Foto: picture-alliance/dpa/B. Pedersen
"Deutschland 83" e mais
"Deutschland 83" foi exibida em 2015 na Alemanha pelo canal privado RTL. Apesar de premiada no exterior, ela teve baixa audiência na TV comercial e, a sequência, “Deutschland 86”, foi disponibilizada apenas na Amazon Prime, em 2018. No Brasil, a série foi transmitida pelo +Globosat, com o título “Deutschland - Espião Novato” e segue disponível no Globoplay. Os autores já prometem “Deutschland 89”.
Foto: picture alliance/dpa/R. Hirschberger
"Cães de Berlim" e o submundo da capital alemã
Produzida pela Netflix, "Dogs of Berlin" (Cães de Berlim) estreou em dezembro de 2018. A trama mergulha na face sombria da capital alemã e tem como protagonistas dois policiais não convencionais: Kurt Grimmer, um ex-neonazista, e Erol Birkan, homossexual e de ascendência turca. A dupla investiga o assassinato do jogador de futebol turco-alemão Orkan Erdem. É dublada e legendada em português.
Foto: Netflix
"You are wanted" na Amazon
Antecipando-se por alguns meses à rival Netflix, a gigante americana do streaming Amazon Prime lançou em março de 2017 sua primeira série alemça, "You are wanted" (Você é procurado), protagonizada por Matthias Schweighöfer. Focando vigilância digital e teorias da conspiração, a série não encontrou aprovação unânime do público e crítica. Ainda assim, sua segunda temporada já está em preparação.
Foto: picture alliance / Stephan Rabold/Amazon/dpa
Clãs de Berlim em "4 Blocks"
A produção do diretor Marvin Kren pode ser considerada um sucesso entre as séries alemãs e entrará em sua segunda temporada. Tratando dos conflitos entre os clãs familiares rivais do bairro berlinense de Neukölln, ela foi lançada em maio de 2017, em seis episódios, pelo canal de TV a cabo TNT Serie. "4 Blocks" recebeu críticas entusiásticas, chegando a ser comparada à americana "Os Sopranos".
Foto: picture-alliance/dpa/Handout/2017 Turner Broadcasting System Europe Limited & Wiedemann & Berg Television GmbH & Co.
Opulência dos anos 20 em "Babylon Berlin"
Série mais cara da TV alemã, "Babylon Berlin", de 2017, exibida pela Sky, é a prova de que os roteiristas e cineastas alemães são especialmente bons ao abordar temas históricos. Com grande minúcia e em imagens opulentas, três cineastas, entre os quais Tom Tykwer, evocaram a Berlim dos anos 1920. A série já foi vendida para diversos países.
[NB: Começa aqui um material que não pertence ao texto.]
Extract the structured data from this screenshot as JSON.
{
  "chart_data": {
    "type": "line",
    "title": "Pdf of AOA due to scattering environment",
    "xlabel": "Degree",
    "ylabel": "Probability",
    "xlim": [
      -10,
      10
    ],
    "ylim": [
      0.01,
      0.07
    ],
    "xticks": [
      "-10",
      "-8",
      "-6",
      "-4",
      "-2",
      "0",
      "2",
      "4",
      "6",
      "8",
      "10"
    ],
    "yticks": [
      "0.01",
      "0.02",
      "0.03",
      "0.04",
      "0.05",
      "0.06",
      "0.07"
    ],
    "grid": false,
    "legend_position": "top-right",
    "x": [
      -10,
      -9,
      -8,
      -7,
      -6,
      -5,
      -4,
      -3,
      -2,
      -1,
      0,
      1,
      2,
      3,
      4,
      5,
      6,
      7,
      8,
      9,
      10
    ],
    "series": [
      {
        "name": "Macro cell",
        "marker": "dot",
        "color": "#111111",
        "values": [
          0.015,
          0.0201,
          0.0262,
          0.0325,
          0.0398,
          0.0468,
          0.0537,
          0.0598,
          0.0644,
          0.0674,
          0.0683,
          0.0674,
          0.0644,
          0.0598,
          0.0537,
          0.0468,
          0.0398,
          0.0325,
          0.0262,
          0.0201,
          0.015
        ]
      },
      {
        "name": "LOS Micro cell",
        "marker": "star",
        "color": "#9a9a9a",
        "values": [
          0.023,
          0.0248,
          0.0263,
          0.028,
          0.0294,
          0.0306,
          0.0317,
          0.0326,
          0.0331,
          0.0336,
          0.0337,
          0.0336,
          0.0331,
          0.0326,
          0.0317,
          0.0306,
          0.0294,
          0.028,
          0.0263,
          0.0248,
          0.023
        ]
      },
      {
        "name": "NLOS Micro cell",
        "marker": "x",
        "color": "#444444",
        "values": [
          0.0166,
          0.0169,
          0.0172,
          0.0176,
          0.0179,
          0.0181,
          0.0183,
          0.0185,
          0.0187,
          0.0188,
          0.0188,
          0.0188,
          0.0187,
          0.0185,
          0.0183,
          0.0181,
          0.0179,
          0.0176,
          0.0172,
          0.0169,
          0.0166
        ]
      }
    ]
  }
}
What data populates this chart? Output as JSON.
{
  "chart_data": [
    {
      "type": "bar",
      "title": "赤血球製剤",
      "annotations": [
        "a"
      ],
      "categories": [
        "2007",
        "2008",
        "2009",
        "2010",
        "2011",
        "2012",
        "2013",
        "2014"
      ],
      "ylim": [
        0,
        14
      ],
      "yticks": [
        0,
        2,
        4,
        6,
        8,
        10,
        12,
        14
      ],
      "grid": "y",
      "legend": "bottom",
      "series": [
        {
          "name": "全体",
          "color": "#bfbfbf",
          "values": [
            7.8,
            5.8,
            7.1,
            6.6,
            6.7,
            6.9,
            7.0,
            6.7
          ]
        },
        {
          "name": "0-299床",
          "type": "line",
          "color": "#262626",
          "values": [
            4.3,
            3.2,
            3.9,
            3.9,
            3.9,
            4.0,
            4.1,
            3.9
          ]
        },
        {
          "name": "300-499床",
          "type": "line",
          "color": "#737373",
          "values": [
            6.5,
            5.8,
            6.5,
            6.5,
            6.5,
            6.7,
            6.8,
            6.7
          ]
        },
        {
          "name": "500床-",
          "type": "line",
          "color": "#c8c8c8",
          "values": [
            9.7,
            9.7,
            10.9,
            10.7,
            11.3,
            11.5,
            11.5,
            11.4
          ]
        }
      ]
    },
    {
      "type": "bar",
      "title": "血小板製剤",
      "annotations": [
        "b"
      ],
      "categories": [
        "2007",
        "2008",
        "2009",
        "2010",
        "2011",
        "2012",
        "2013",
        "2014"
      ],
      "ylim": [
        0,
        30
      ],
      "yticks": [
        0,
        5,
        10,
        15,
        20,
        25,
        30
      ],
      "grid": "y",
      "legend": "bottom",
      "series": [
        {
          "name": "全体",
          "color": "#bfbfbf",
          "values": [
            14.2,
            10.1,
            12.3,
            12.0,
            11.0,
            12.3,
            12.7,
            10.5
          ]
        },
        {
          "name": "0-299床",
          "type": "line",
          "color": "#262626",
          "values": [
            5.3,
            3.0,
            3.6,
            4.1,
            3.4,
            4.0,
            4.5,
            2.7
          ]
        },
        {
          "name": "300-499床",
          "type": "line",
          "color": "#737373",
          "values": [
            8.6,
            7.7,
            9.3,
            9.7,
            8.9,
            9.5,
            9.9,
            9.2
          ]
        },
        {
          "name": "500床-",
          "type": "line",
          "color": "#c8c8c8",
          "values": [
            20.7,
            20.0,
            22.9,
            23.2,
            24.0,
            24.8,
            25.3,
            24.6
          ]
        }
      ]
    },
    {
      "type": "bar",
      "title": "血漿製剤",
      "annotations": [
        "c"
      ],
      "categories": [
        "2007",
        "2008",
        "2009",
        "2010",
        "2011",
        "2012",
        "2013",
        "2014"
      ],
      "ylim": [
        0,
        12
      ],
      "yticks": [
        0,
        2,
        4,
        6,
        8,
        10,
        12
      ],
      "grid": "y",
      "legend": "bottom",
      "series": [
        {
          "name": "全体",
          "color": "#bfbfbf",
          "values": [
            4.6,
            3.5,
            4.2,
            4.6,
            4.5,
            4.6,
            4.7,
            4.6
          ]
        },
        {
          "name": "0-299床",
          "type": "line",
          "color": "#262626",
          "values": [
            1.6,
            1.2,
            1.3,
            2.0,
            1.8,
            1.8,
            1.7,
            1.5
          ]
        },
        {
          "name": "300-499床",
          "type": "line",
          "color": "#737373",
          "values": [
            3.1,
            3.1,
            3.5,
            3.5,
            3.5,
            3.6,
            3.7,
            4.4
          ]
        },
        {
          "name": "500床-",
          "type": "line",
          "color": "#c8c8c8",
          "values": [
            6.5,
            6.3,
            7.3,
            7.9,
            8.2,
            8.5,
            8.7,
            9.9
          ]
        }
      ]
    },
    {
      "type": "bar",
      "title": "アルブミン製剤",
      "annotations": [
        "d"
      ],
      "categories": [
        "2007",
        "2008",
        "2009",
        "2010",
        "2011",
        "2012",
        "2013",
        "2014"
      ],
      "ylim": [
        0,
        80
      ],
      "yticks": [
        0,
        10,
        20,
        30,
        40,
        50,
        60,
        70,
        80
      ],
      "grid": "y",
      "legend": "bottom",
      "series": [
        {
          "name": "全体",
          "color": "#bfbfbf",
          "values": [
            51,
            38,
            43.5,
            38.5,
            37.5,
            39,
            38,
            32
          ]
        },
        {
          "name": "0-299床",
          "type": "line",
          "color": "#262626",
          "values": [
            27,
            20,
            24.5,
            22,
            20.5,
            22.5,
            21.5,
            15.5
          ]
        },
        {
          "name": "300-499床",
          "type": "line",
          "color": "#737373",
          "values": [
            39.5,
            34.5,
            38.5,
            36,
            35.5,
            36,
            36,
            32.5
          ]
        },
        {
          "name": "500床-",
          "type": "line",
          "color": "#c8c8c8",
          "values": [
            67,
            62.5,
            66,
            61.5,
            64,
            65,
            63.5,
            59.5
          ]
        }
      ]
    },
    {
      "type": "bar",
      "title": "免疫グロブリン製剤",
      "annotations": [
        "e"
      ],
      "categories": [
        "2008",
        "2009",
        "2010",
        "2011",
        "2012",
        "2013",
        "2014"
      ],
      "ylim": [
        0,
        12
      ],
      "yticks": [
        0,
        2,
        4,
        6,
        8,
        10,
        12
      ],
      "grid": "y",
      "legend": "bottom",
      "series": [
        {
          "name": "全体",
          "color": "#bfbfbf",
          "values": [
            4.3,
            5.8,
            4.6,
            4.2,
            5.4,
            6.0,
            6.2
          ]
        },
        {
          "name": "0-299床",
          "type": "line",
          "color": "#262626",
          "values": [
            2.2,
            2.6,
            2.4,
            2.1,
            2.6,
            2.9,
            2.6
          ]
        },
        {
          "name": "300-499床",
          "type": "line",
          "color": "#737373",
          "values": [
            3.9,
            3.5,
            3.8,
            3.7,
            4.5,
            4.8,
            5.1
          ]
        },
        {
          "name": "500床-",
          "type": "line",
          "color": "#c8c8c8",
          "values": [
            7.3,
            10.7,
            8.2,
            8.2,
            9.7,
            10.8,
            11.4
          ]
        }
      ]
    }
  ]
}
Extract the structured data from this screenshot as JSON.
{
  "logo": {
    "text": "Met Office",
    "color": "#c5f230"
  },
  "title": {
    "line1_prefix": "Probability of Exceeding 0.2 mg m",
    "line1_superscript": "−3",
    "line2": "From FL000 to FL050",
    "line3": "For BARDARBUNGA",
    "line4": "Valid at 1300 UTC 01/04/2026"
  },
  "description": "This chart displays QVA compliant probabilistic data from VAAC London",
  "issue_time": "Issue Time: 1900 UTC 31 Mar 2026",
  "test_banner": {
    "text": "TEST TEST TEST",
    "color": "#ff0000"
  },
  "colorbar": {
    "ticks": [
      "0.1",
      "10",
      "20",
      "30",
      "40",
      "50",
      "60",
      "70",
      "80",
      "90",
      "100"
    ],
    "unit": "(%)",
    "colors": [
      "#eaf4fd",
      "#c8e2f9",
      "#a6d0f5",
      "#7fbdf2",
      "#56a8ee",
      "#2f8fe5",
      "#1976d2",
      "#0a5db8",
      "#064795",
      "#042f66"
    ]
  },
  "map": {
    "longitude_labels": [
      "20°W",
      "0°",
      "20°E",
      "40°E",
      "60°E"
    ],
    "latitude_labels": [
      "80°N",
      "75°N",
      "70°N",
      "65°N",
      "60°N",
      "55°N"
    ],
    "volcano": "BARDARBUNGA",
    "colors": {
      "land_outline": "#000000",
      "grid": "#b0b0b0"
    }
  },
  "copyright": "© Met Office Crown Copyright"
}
Foto: 2017 X Filme/Frédéric Batier
"Das Verschwinden": drama psicológico
As emissoras de direito público da Alemanha também têm se lançado com sucesso no universo das séries. Em outubro de 2017, a ARD apresentou "Das Verschwinden" (O desaparecimento), uma sinistra história passada na Alemanha, dirigida por Hans-Christian Schmid. Como em "Dark", o tema aqui é o sumiço de uma jovem, e o drama psicológico resultante.
Na trilha das rivais Amazon e Sky, a Netflix conseguiu ampliar com "Dark" a sua parcela no mercado alemão: ao lado de seu enorme sucesso global, a plataforma de streaming persegue a estratégia de aproximar-se ainda mais das plateias nacionais encomendando especialmente séries para os mercados específicos.
Foto: Netflix
Mundos obscuros
O suíço Baran bo Odar dirigiu a série "Dark", escrita a quatro mãos com sua esposa, Jantje Friese. Em 2010, ele levara às telas uma história semelhante: também "Das letzte Schweigen" (O silêncio) é um drama familiar em torno de um desaparecimento, que conecta duas diferentes gerações. "Dark", porém, é bem mais sombrio, numa encenação quase sufocante.